Viva Quetzal

Date/Time

Location

Porter-Phelps-Huntington Museum (130 River Road, Hadley, MA 01035, Hadley MA)

Afro-Andean/Latin/Jazz Fusion band Viva Quetzal, will perform the final concert of The Wednesday Folk Traditions series at The Porter-Phelps-Huntington Museum at 2:00pm on Sunday October 8th.  The concert will be held outside in the Sunken Garden at 130 River Drive, Route 47, Hadley MA 01035. Admission is $12, $2 for children 16 and under, or free for participants in the Card to Culture program. Cash only please. Picnickers are welcome before the show.

Viva Quetzal draws on a diverse soundscape and folkloric themes to connect the rainforests of Central and South America, the carnivals of Brazil, the high plateaus of the Andes, and the urban barrios of Latin America and the United States. Their concerts are a high-energy musical experience featuring a fascinating array of instruments and their members hail from Latin America and New England.  Viva Quetzal’s music shows that the merging and sharing of musical traditions can help reconcile political, cultural, and linguistic divides throughout the Americas. The band has toured extensively in the USA, playing at festivals, and fine arts centers. Viva Quetzal has released three albums, including Ancestros (1995), Mujeres de la Puna (1998) and Hijos del Sol (Signature Sounds, 2000). They are also featured on Putamayo’s Music of the Andes (2014).

The Porter-Phelps-Huntington Museum occupies the unceeded lands of the Nonotuck people. The Museum contains a collection of the belongings of several generations of one extended Hadley family, dating back to the house’s establishment in 1752 by Moses and Elizabeth Porter. The farmstead, known as “Forty Acres and its Skirts,” was a year-round home for generations before becoming a rural retreat for the family in the 19th century. The house and its activities include the labor and livelihood of many artisans, servants, and enslaved people. Their lived experiences are being brought to the forefront at the museum in the form of a new tour and reinterpretation initiative funded by the National Endowment for the Humanities.
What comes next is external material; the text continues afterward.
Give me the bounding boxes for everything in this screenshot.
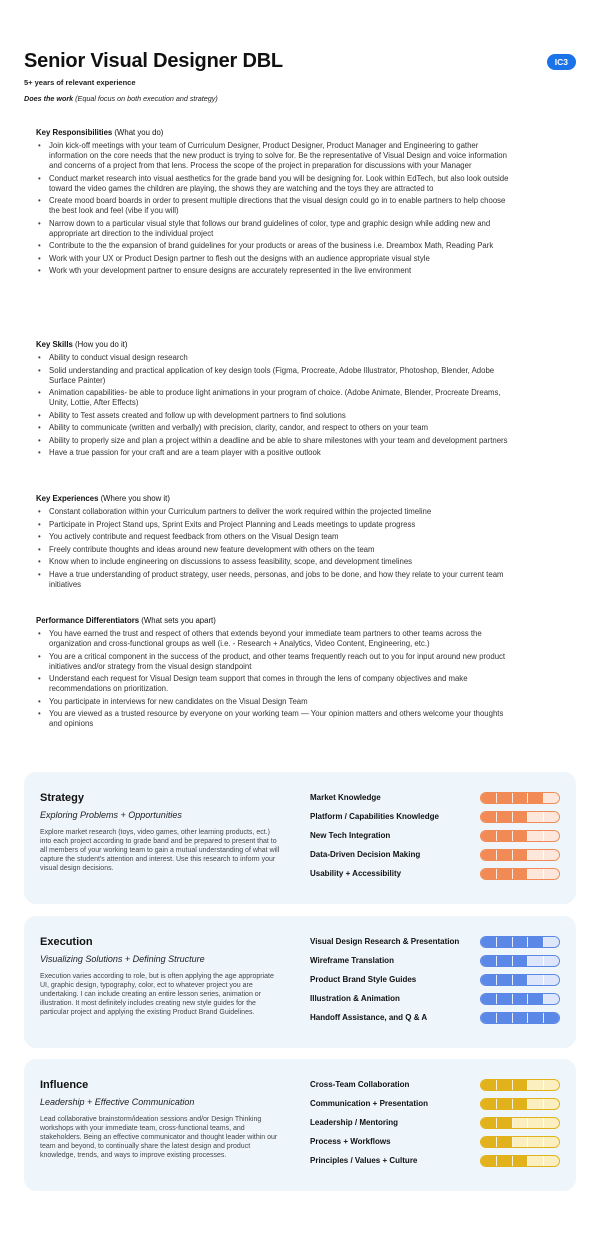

The new tour foregrounds the lives of six enslaved men and women at the house: Zebulon Prutt, Cesar, Peg, Phillis, Rose, and Phillis. Additionally, the tour highlights the role of “pastkeeping” by exploring the home’s transition into a museum in the twentieth century. Recently, the museum was designated the “Forty Acres and its Skirts National Historic District” by the Massachusetts Historical Commission. Open June 3rd through October 15, Friday through Monday.